In the guise of Tom Toy, Dr. Johnson in The Idler #39 dispenses advice on marriage, love, gift-giving, jewelry and, as always, vanity. He speaks of what we call a charm bracelet:
“I know not whether it is the interest of the husband to solicit very earnestly a place on the bracelet. If his image be not in the heart, it is of small avail to hang it on the hand. A husband encircled with diamonds and rubies may gain some esteem, but will never excite love.”
This may sound like the prevarications of a cheapskate, but Johnson knew what he was talking about. His wife, Elizabeth Porter Johnson (1689-1752), known to him as “Tetty,” had been dead for seven years by the time he was writing the essay. When they married in 1735, he was twenty-five and she was forty-six. Tetty is said to have told her daughter after first meeting Johnson, “That is the most sensible man I ever met.” Sniggering began almost immediately after the wedding. In his biography of Johnson, W. Jackson Bate notes that when older women married younger men in eighteenth-century England, the male partner was judged “an unaggressive type of man—rather mousy, dependent, perhaps slightly infantile. Certainly the idea of such a marriage did not fit one’s notion of Johnson, with his huge, unwieldy frame, his immense physical strength, his courage and rhinocerine laughter, his uncanny incisiveness of mind.” Johnson told his friend Topham Beauclerk: “It was a love marriage upon both sides.”

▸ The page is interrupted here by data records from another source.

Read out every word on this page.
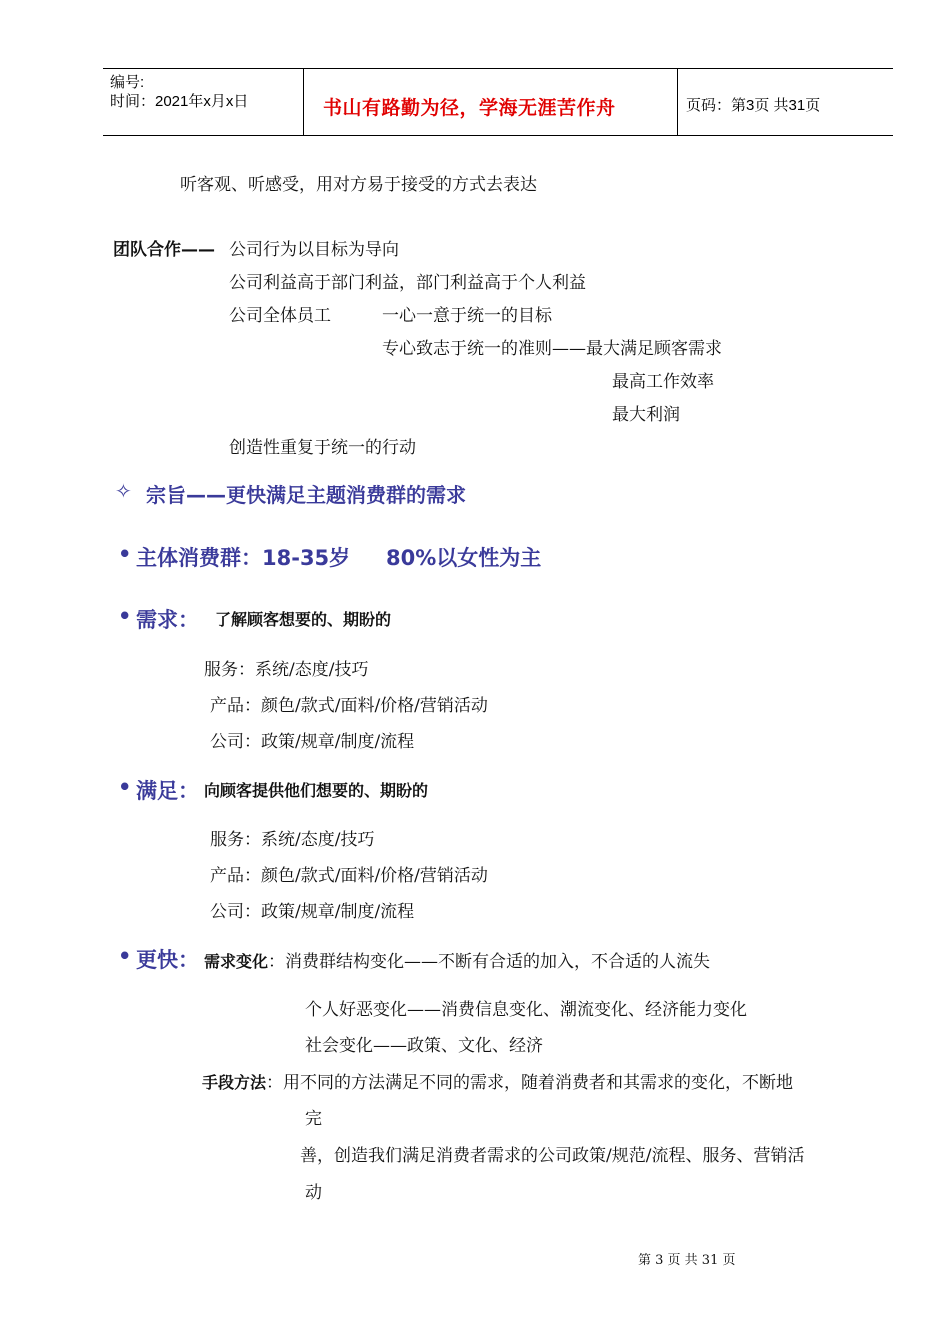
编号:
时间：2021年x月x日	书山有路勤为径，学海无涯苦作舟	页码：第3页 共31页
听客观、听感受，用对方易于接受的方式去表达
团队合作—— 公司行为以目标为导向
公司利益高于部门利益，部门利益高于个人利益
公司全体员工	一心一意于统一的目标
专心致志于统一的准则——最大满足顾客需求
最高工作效率
最大利润
创造性重复于统一的行动
✧ 宗旨——更快满足主题消费群的需求
• 主体消费群：18-35岁 80%以女性为主
• 需求： 了解顾客想要的、期盼的
服务：系统/态度/技巧
产品：颜色/款式/面料/价格/营销活动
公司：政策/规章/制度/流程
• 满足： 向顾客提供他们想要的、期盼的
服务：系统/态度/技巧
产品：颜色/款式/面料/价格/营销活动
公司：政策/规章/制度/流程
• 更快： 需求变化：消费群结构变化——不断有合适的加入，不合适的人流失
个人好恶变化——消费信息变化、潮流变化、经济能力变化
社会变化——政策、文化、经济
手段方法：用不同的方法满足不同的需求，随着消费者和其需求的变化，不断地
完
善，创造我们满足消费者需求的公司政策/规范/流程、服务、营销活
动
第 3 页 共 31 页
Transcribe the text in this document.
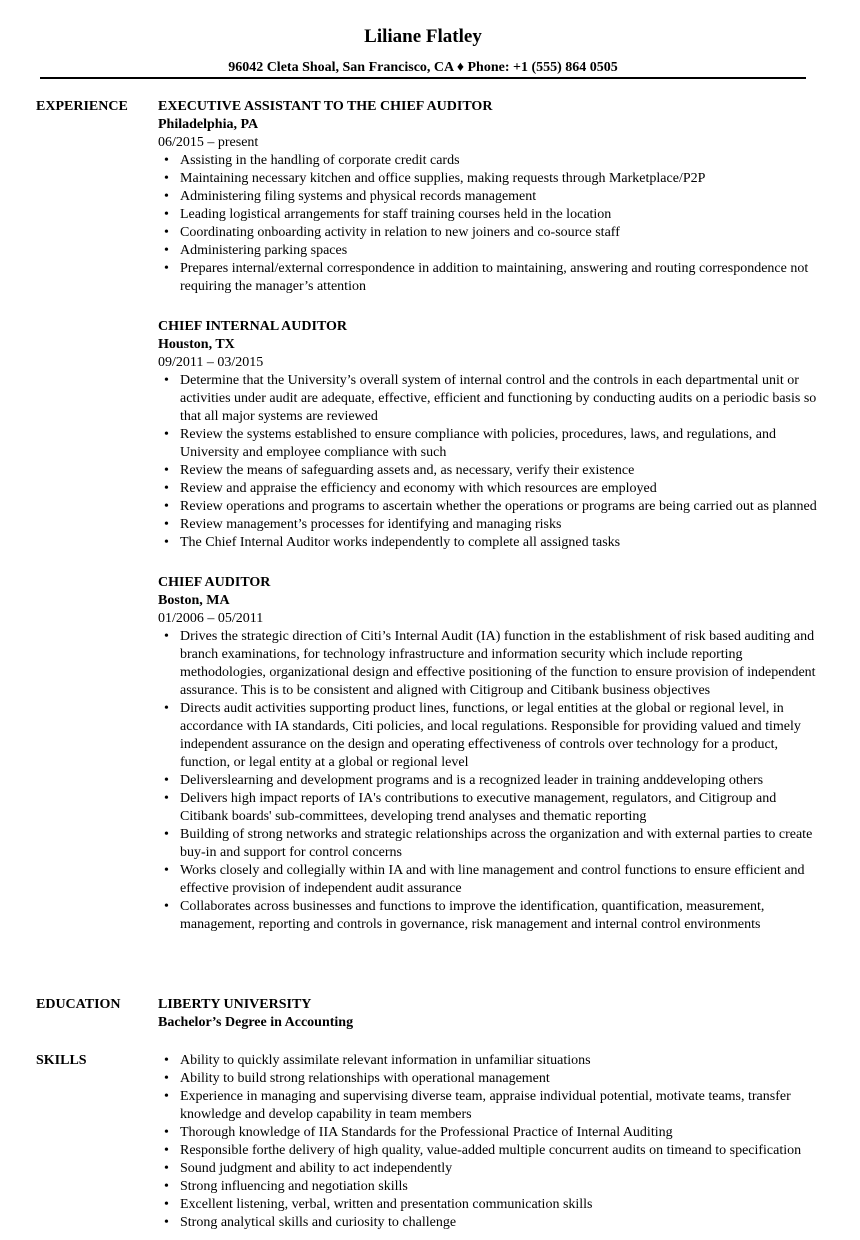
Liliane Flatley
96042 Cleta Shoal, San Francisco, CA ♦ Phone: +1 (555) 864 0505
EXPERIENCE EXECUTIVE ASSISTANT TO THE CHIEF AUDITOR
Philadelphia, PA
06/2015 – present
• Assisting in the handling of corporate credit cards
• Maintaining necessary kitchen and office supplies, making requests through Marketplace/P2P
• Administering filing systems and physical records management
• Leading logistical arrangements for staff training courses held in the location
• Coordinating onboarding activity in relation to new joiners and co-source staff
• Administering parking spaces
• Prepares internal/external correspondence in addition to maintaining, answering and routing correspondence not requiring the manager’s attention
CHIEF INTERNAL AUDITOR
Houston, TX
09/2011 – 03/2015
• Determine that the University’s overall system of internal control and the controls in each departmental unit or activities under audit are adequate, effective, efficient and functioning by conducting audits on a periodic basis so that all major systems are reviewed
• Review the systems established to ensure compliance with policies, procedures, laws, and regulations, and University and employee compliance with such
• Review the means of safeguarding assets and, as necessary, verify their existence
• Review and appraise the efficiency and economy with which resources are employed
• Review operations and programs to ascertain whether the operations or programs are being carried out as planned
• Review management’s processes for identifying and managing risks
• The Chief Internal Auditor works independently to complete all assigned tasks
CHIEF AUDITOR
Boston, MA
01/2006 – 05/2011
• Drives the strategic direction of Citi’s Internal Audit (IA) function in the establishment of risk based auditing and branch examinations, for technology infrastructure and information security which include reporting methodologies, organizational design and effective positioning of the function to ensure provision of independent assurance. This is to be consistent and aligned with Citigroup and Citibank business objectives
• Directs audit activities supporting product lines, functions, or legal entities at the global or regional level, in accordance with IA standards, Citi policies, and local regulations. Responsible for providing valued and timely independent assurance on the design and operating effectiveness of controls over technology for a product, function, or legal entity at a global or regional level
• Deliverslearning and development programs and is a recognized leader in training anddeveloping others
• Delivers high impact reports of IA's contributions to executive management, regulators, and Citigroup and Citibank boards' sub-committees, developing trend analyses and thematic reporting
• Building of strong networks and strategic relationships across the organization and with external parties to create buy-in and support for control concerns
• Works closely and collegially within IA and with line management and control functions to ensure efficient and effective provision of independent audit assurance
• Collaborates across businesses and functions to improve the identification, quantification, measurement, management, reporting and controls in governance, risk management and internal control environments
EDUCATION	LIBERTY UNIVERSITY
Bachelor’s Degree in Accounting
SKILLS
•	Ability to quickly assimilate relevant information in unfamiliar situations
• Ability to build strong relationships with operational management
• Experience in managing and supervising diverse team, appraise individual potential, motivate teams, transfer knowledge and develop capability in team members
• Thorough knowledge of IIA Standards for the Professional Practice of Internal Auditing
• Responsible forthe delivery of high quality, value-added multiple concurrent audits on timeand to specification
• Sound judgment and ability to act independently
• Strong influencing and negotiation skills
• Excellent listening, verbal, written and presentation communication skills
• Strong analytical skills and curiosity to challenge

Born forty-eight years after Tetty’s death, Macaulay confidently described her as “a short, fat, coarse woman, painted half an inch thick, dressed in gaudy colours, and fond of exhibiting provincial airs and graces.” His judgment remains influential, especially among those offended by Johnson’s eminence. Defaming a man in matters of love and romance is a favorite tactic of inadequate minds. Tetty’s epitaph, composed by Johnson, reads: “Formosae, cultae, ingeniosae, piae [beautiful, elegant, talented, dutiful].”
John Hawkins says in his 1787 biography of Johnson: “The melancholy, which seized Johnson, on the death of his wife, was not, in degree, such as usually follows the deprivation of near relations and friends; it was of the blackest and deepest kind.” In 1764, twelve years after his wife’s death, Johnson wrote in a diary: “Having before I went to bed composed the foregoing meditation and the following prayer, I tried to compose myself but slept unquietly. I rose, took tea, and prayed for resolution and perseverance. Thought on Tetty, dear poor Tetty, with my eyes full.” And yet, Johnson was to write in his Idler essay:
“He that thinks himself most secure of his wife, should be fearful of persecuting her continually with his presence. The joy of life is variety; the tenderest love requires to be rekindled by intervals of absence; and Fidelity herself will be wearied with transferring her eye only from the same man to the same picture.”
Ever the traditionalist, I have given my wife flowers and chocolate for St. Valentine’s Day. She has plenty of bracelets.